Araştırma grubu, İngiltere’de konuttan çalışanların üçte birinin konutlarında özel bir çalışma alanı olmadığını tespit eden Leeds Üniversitesi araştırmasını kullanarak “Anna” ismini verdikleri sanal bir karakter oluşturdu.
Furniture at Work araştırmacıları, “Evden çalışmak için uygun bir ortama sahip olmamanın tesirlerini görselleştirmek için bilimsel araştırmalardan yararlandık ve geleceğin uzaktan çalışanlarının nasıl görünebileceğini ortaya çıkarmak için sıhhat uzmanlarıyla çalıştık.” açıklamasını yaptı.
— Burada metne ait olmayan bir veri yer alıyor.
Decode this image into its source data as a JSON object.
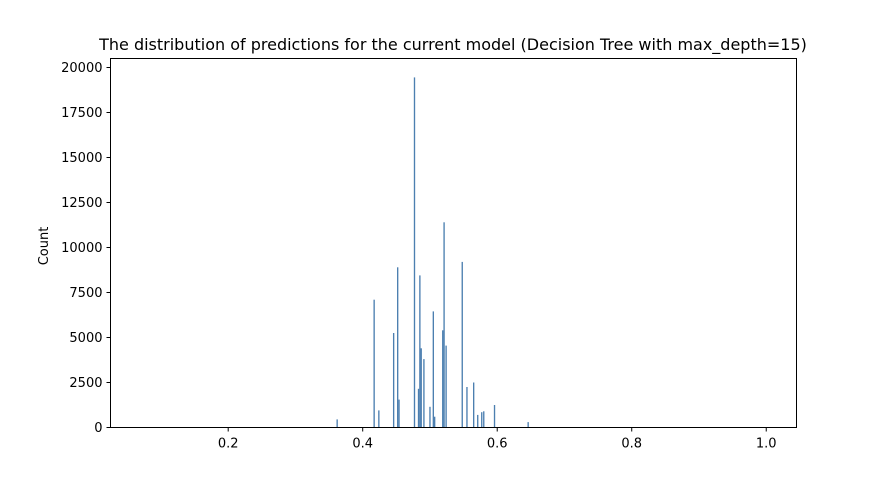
{
  "chart_data": {
    "type": "bar",
    "title": "The distribution of predictions for the current model (Decision Tree with max_depth=15)",
    "xlabel": "",
    "ylabel": "Count",
    "xlim": [
      0.025,
      1.045
    ],
    "ylim": [
      0,
      20500
    ],
    "x_ticks": [
      0.2,
      0.4,
      0.6,
      0.8,
      1.0
    ],
    "x_tick_labels": [
      "0.2",
      "0.4",
      "0.6",
      "0.8",
      "1.0"
    ],
    "y_ticks": [
      0,
      2500,
      5000,
      7500,
      10000,
      12500,
      15000,
      17500,
      20000
    ],
    "y_tick_labels": [
      "0",
      "2500",
      "5000",
      "7500",
      "10000",
      "12500",
      "15000",
      "17500",
      "20000"
    ],
    "bin_width": 0.002,
    "bar_color": "#4c7fb0",
    "grid": false,
    "bins": [
      {
        "x": 0.362,
        "count": 450
      },
      {
        "x": 0.417,
        "count": 7100
      },
      {
        "x": 0.424,
        "count": 950
      },
      {
        "x": 0.446,
        "count": 5250
      },
      {
        "x": 0.452,
        "count": 8900
      },
      {
        "x": 0.454,
        "count": 1550
      },
      {
        "x": 0.477,
        "count": 19450
      },
      {
        "x": 0.483,
        "count": 2150
      },
      {
        "x": 0.485,
        "count": 8450
      },
      {
        "x": 0.487,
        "count": 4400
      },
      {
        "x": 0.491,
        "count": 3800
      },
      {
        "x": 0.5,
        "count": 1150
      },
      {
        "x": 0.505,
        "count": 6450
      },
      {
        "x": 0.507,
        "count": 600
      },
      {
        "x": 0.519,
        "count": 5400
      },
      {
        "x": 0.521,
        "count": 11400
      },
      {
        "x": 0.524,
        "count": 4550
      },
      {
        "x": 0.548,
        "count": 9200
      },
      {
        "x": 0.555,
        "count": 2250
      },
      {
        "x": 0.565,
        "count": 2500
      },
      {
        "x": 0.571,
        "count": 700
      },
      {
        "x": 0.577,
        "count": 850
      },
      {
        "x": 0.58,
        "count": 900
      },
      {
        "x": 0.596,
        "count": 1250
      },
      {
        "x": 0.646,
        "count": 300
      }
    ]
  }
}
Araştırmacılar, “Anna, daima teknolojik aygıtlar kullanması, uzun müddetler ekrana bakması ve uygun olmayan duruşu nedeniyle birçok fizikî bozuklukların yanı sıra muhtemelen akıl sıhhati meseleleriyle da karşı karşıya kalacak.” tabirlerini kullandı.
Çalışmada, “Anna”nın yatakta çalışması nedeniyle sırtının kamburlaşarak omuzlarının formunun bozulacağı, daima ekrana bakmaktan gözlerinin kızararak şişeceği ve uzun saatler fare tutmaktan ellerinin pençe halini alacağı kaydedildi.
Bunlara ek olarak hareketsizlik nedeniyle çok kilo alma potansiyeline sahip “Anna”nın kâfi pak hava alamaması nedeniyle bağışıklık sisteminin zayıflayacağı, daima telaş içinde ve depresyonda kalacağı belirtildi.
UZMANLAR KONUTTAN ÇALIŞANLARA HAREKET ETMELERİNİ TAVSİYE EDİYOR
United Medical Education’ın kurucusu Brian Clark, “Evden çalışanlar, sırt ve boyun ağrısından kaçınmak için bedenlerini esnetmek ve hareket etmek üzere sistemli ortalar vermelidir.” diyerek daima konuttan çalışanların özel bir çalışma alanı oluşturması tavsiyesinde bulundu.
Proactive Healthcare Yöneticisi Sarah Gibson ise “20-20-20” kuralına dikkat çekti.
Gibson, “Her 20 dakikada bir 20 saniye boyunca ekranınızdan öbür bir yere bakın ve 20 feet (yaklaşık 6 metre) uzaktaki bir objeye odaklanın” sözlerini kullandı.